Los inicios: Damgaard y la promesa de Axapta
Corría finales de los años 80 cuando Damgaard A/S, una empresa danesa fundada por los hermanos Erik y Preben, nos sorprendió con un software que reunía todo lo que una empresa necesitaba: finanzas, inventario, producción, logística y comercio. Era algo visionario, completamente desarrollado en entorno Windows, y lo conocimos como Axapta.
Recuerdo que la primera versión apareció en 1988 en Dinamarca y Estados Unidos. Aquel sistema ya prometía lo que pocos imaginaban: una solución ERP flexible y moderna para su tiempo.
Expansión y consolidación
Durante los años siguientes vimos crecer a Axapta. Con las versiones 1.5, 2.0 y 2.1, llegaron mejoras notables en contabilidad de proyectos, reportes OLAP y las primeras herramientas web. En el año 2000 vivimos uno de los momentos más emocionantes: la fusión con Navision Software A/S. Nació así Navision‑Damgaard, y con ella la versión 2.5 de Axapta. Fue un salto importante: un CRM integrado y funciones más robustas en todos los módulos.
El momento Microsoft
En 2002, Microsoft adquirió Navision‑Damgaard. Recuerdo la mezcla de expectación y curiosidad. Sabíamos que algo grande venía. Con el respaldo de Microsoft, Axapta pasó a formar parte de una estrategia ERP global. Aquello cambió todo: infraestructura, soporte, y sobre todo, la visión de futuro.
De Axapta a Microsoft Dynamics AX: la madurez del ERP
En julio de 2006, vivimos otro hito: Axapta 3.0 fue reemplazado por Microsoft Dynamics AX 4.0. Recuerdo la emoción de ver cómo la interfaz se alineaba con el estilo de Microsoft Office. Ya no era solo un ERP potente; ahora era una herramienta familiar, intuitiva y totalmente integrada con el ecosistema Microsoft.
Solo dos años después, en 2008, llegó Dynamics AX 2009 con su famosa interfaz basada en roles. Aquello nos cambió la vida: cada usuario podía tener su propia vista y su experiencia adaptada. Era como si el sistema entendiera quién eras dentro de la empresa.
La era de AX 2012: el gran salto
El lanzamiento de Microsoft Dynamics AX 2012 en 2011 marcó un antes y un después. La plataforma se volvió más modular, más abierta, más conectada. Los flujos de trabajo, la integración con SharePoint, los reportes en SSRS… todo indicaba que Microsoft estaba apostando fuerte por el ERP de próxima generación.

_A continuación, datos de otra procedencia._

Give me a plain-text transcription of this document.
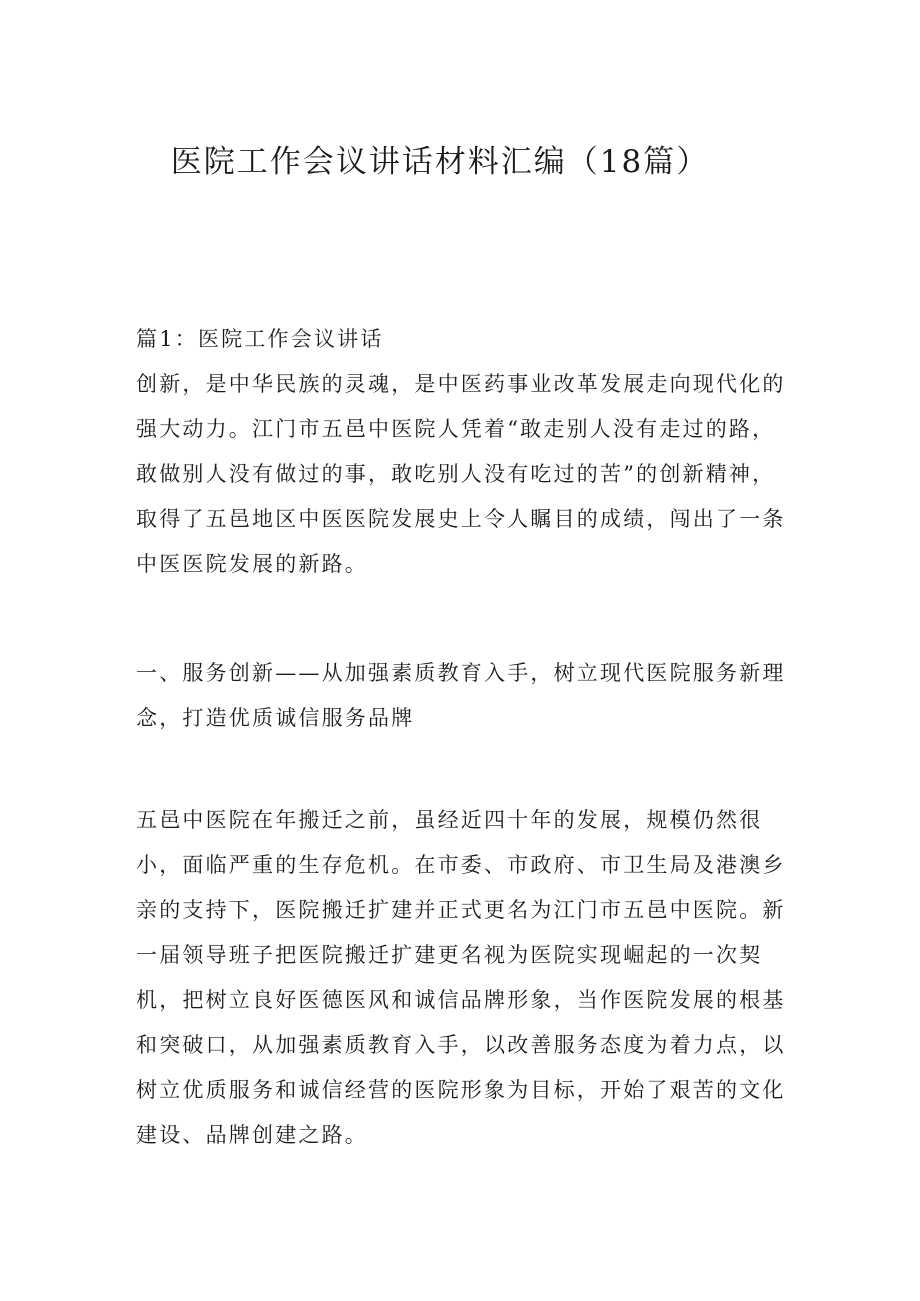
医院工作会议讲话材料汇编（18篇）

篇1：医院工作会议讲话

创新，是中华民族的灵魂，是中医药事业改革发展走向现代化的强大动力。江门市五邑中医院人凭着“敢走别人没有走过的路，敢做别人没有做过的事，敢吃别人没有吃过的苦”的创新精神，取得了五邑地区中医医院发展史上令人瞩目的成绩，闯出了一条中医医院发展的新路。

一、服务创新——从加强素质教育入手，树立现代医院服务新理念，打造优质诚信服务品牌

五邑中医院在年搬迁之前，虽经近四十年的发展，规模仍然很小，面临严重的生存危机。在市委、市政府、市卫生局及港澳乡亲的支持下，医院搬迁扩建并正式更名为江门市五邑中医院。新一届领导班子把医院搬迁扩建更名视为医院实现崛起的一次契机，把树立良好医德医风和诚信品牌形象，当作医院发展的根基和突破口，从加强素质教育入手，以改善服务态度为着力点，以树立优质服务和诚信经营的医院形象为目标，开始了艰苦的文化建设、品牌创建之路。
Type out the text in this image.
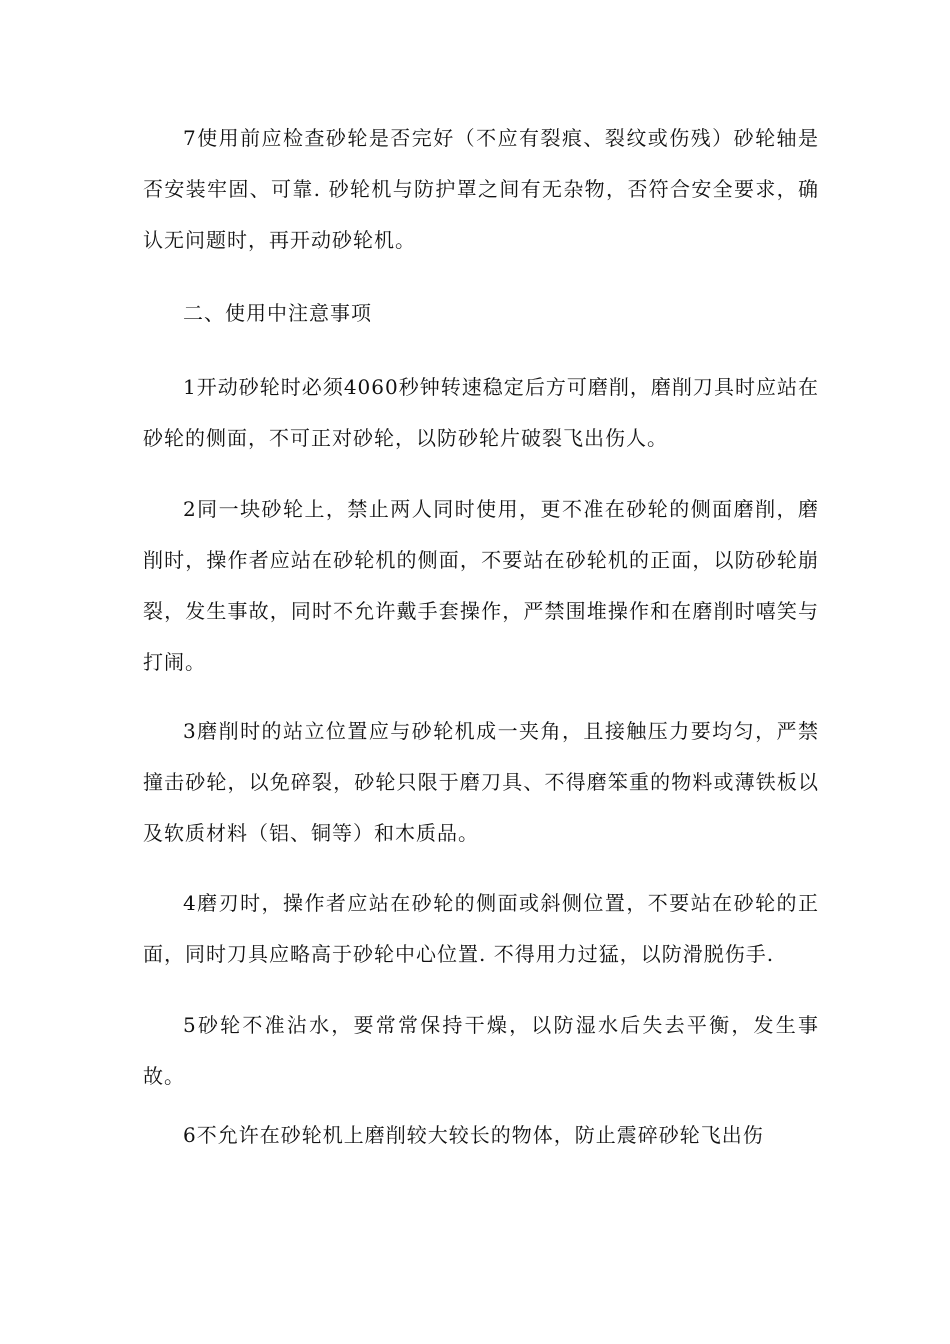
7使用前应检查砂轮是否完好（不应有裂痕、裂纹或伤残）砂轮轴是否安装牢固、可靠. 砂轮机与防护罩之间有无杂物，否符合安全要求，确认无问题时，再开动砂轮机。

二、使用中注意事项

1开动砂轮时必须4060秒钟转速稳定后方可磨削，磨削刀具时应站在砂轮的侧面，不可正对砂轮，以防砂轮片破裂飞出伤人。

2同一块砂轮上，禁止两人同时使用，更不准在砂轮的侧面磨削，磨削时，操作者应站在砂轮机的侧面，不要站在砂轮机的正面，以防砂轮崩裂，发生事故，同时不允许戴手套操作，严禁围堆操作和在磨削时嘻笑与打闹。

3磨削时的站立位置应与砂轮机成一夹角，且接触压力要均匀，严禁撞击砂轮，以免碎裂，砂轮只限于磨刀具、不得磨笨重的物料或薄铁板以及软质材料（铝、铜等）和木质品。

4磨刃时，操作者应站在砂轮的侧面或斜侧位置，不要站在砂轮的正面，同时刀具应略高于砂轮中心位置. 不得用力过猛，以防滑脱伤手.

5砂轮不准沾水，要常常保持干燥，以防湿水后失去平衡，发生事故。

6不允许在砂轮机上磨削较大较长的物体，防止震碎砂轮飞出伤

Luego vinieron las actualizaciones R2 (2012) y R3 (2014). Esta última, la 2012 R3, fue quizá la más completa de la era on‑premise. Introdujo mejoras en logística, transporte, y retail. Muchos de nosotros aún recordamos la estabilidad y potencia de esa versión.

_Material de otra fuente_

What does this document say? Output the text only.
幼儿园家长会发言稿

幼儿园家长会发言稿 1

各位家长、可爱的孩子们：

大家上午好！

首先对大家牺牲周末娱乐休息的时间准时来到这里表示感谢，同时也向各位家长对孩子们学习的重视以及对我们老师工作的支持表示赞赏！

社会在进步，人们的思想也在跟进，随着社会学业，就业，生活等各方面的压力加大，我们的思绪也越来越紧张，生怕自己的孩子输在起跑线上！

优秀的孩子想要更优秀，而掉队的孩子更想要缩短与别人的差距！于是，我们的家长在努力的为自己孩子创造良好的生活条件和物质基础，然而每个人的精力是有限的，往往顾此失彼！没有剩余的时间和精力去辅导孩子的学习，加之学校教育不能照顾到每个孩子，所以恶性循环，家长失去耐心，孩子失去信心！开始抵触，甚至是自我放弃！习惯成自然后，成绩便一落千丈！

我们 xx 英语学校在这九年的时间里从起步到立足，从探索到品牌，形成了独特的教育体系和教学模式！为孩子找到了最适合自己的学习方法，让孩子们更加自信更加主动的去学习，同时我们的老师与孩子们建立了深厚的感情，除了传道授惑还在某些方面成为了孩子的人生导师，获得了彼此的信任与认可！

El cambio más grande: de AX a la nube
En 2016, la historia volvió a girar. Microsoft lanzó AX7, o simplemente Microsoft Dynamics AX en la nube. Por primera vez accedíamos al ERP desde un navegador, con una arquitectura web moderna y actualizaciones continuas. Era el inicio del futuro.

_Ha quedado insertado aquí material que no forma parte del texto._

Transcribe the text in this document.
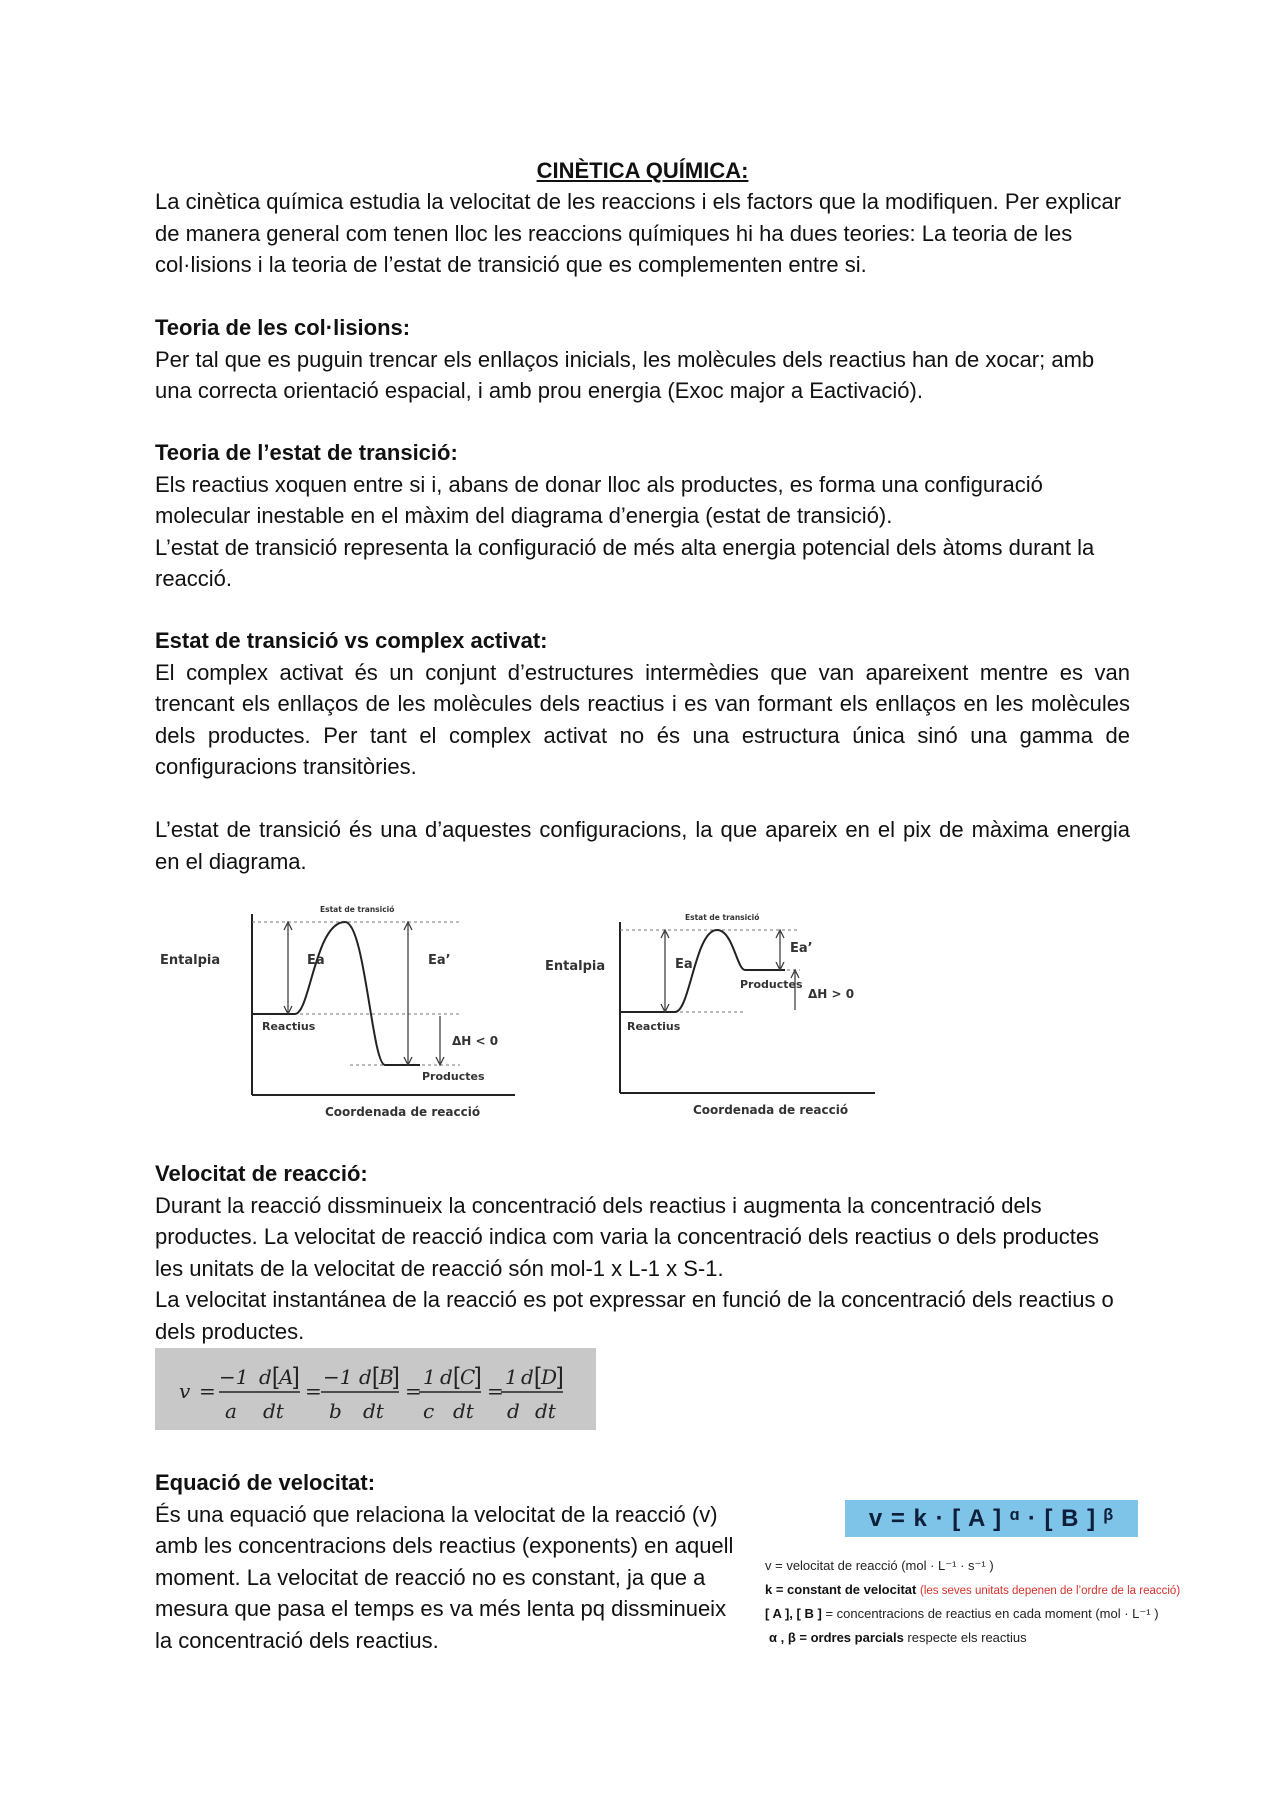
CINÈTICA QUÍMICA:

La cinètica química estudia la velocitat de les reaccions i els factors que la modifiquen. Per explicar de manera general com tenen lloc les reaccions químiques hi ha dues teories: La teoria de les col·lisions i la teoria de l’estat de transició que es complementen entre si.

Teoria de les col·lisions:

Per tal que es puguin trencar els enllaços inicials, les molècules dels reactius han de xocar; amb una correcta orientació espacial, i amb prou energia (Exoc major a Eactivació).

Teoria de l’estat de transició:

Els reactius xoquen entre si i, abans de donar lloc als productes, es forma una configuració molecular inestable en el màxim del diagrama d’energia (estat de transició).

L’estat de transició representa la configuració de més alta energia potencial dels àtoms durant la reacció.

Estat de transició vs complex activat:

El complex activat és un conjunt d’estructures intermèdies que van apareixent mentre es van trencant els enllaços de les molècules dels reactius i es van formant els enllaços en les molècules dels productes. Per tant el complex activat no és una estructura única sinó una gamma de configuracions transitòries.

L’estat de transició és una d’aquestes configuracions, la que apareix en el pix de màxima energia en el diagrama.

Entalpia
Estat de transició
Ea	Ea’
Reactius
ΔH < 0
Productes
Coordenada de reacció
Entalpia
Estat de transició
Ea
Ea’
Productes
ΔH > 0
Reactius
Coordenada de reacció

Velocitat de reacció:

Durant la reacció dissminueix la concentració dels reactius i augmenta la concentració dels productes. La velocitat de reacció indica com varia la concentració dels reactius o dels productes les unitats de la velocitat de reacció són mol-1 x L-1 x S-1.

La velocitat instantánea de la reacció es pot expressar en funció de la concentració dels reactius o dels productes.

v =
−1 d [ A ]
a dt
=
−1 d [ B ]
b dt
=
1 d [ C ]
c dt
=
1 d [ D ]
d dt

Equació de velocitat:

És una equació que relaciona la velocitat de la reacció (v) amb les concentracions dels reactius (exponents) en aquell moment. La velocitat de reacció no es constant, ja que a mesura que pasa el temps es va més lenta pq dissminueix la concentració dels reactius.

v = k · [ A ] ᵅ · [ B ] ᵝ
v = velocitat de reacció (mol · L⁻¹ · s⁻¹ )
k = constant de velocitat (les seves unitats depenen de l’ordre de la reacció)
[ A ], [ B ] = concentracions de reactius en cada moment (mol · L⁻¹ )
α , β = ordres parcials respecte els reactius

Más tarde, en 2017, llegó el nuevo nombre: Dynamics 365 for Finance and Operations. Y con los años, evolucionó hasta dividirse en dos soluciones especializadas: Dynamics 365 Finance y Dynamics 365 Supply Chain Management. Hoy, seguimos viendo cómo esa evolución continúa, cada vez más conectada con la inteligencia artificial y los servicios cloud.
Reflexión final
Miro hacia atrás y me doy cuenta de cuánto hemos crecido junto a este sistema. Desde los días de los disquetes en Dinamarca hasta las implementaciones globales en la nube, cada versión de Microsoft Dynamics AX ha sido parte de nuestra historia profesional. Y aunque los nombres cambien, el espíritu de innovación sigue intacto.
Microsoft Dynamics AX no solo es un software: es la historia de cómo la tecnología puede adaptarse, evolucionar y acompañarnos década tras década.
Hoy seguimos escribiendo ese capítulo, con la mirada puesta en el futuro de Dynamics 365 y todo lo que aún está por venir.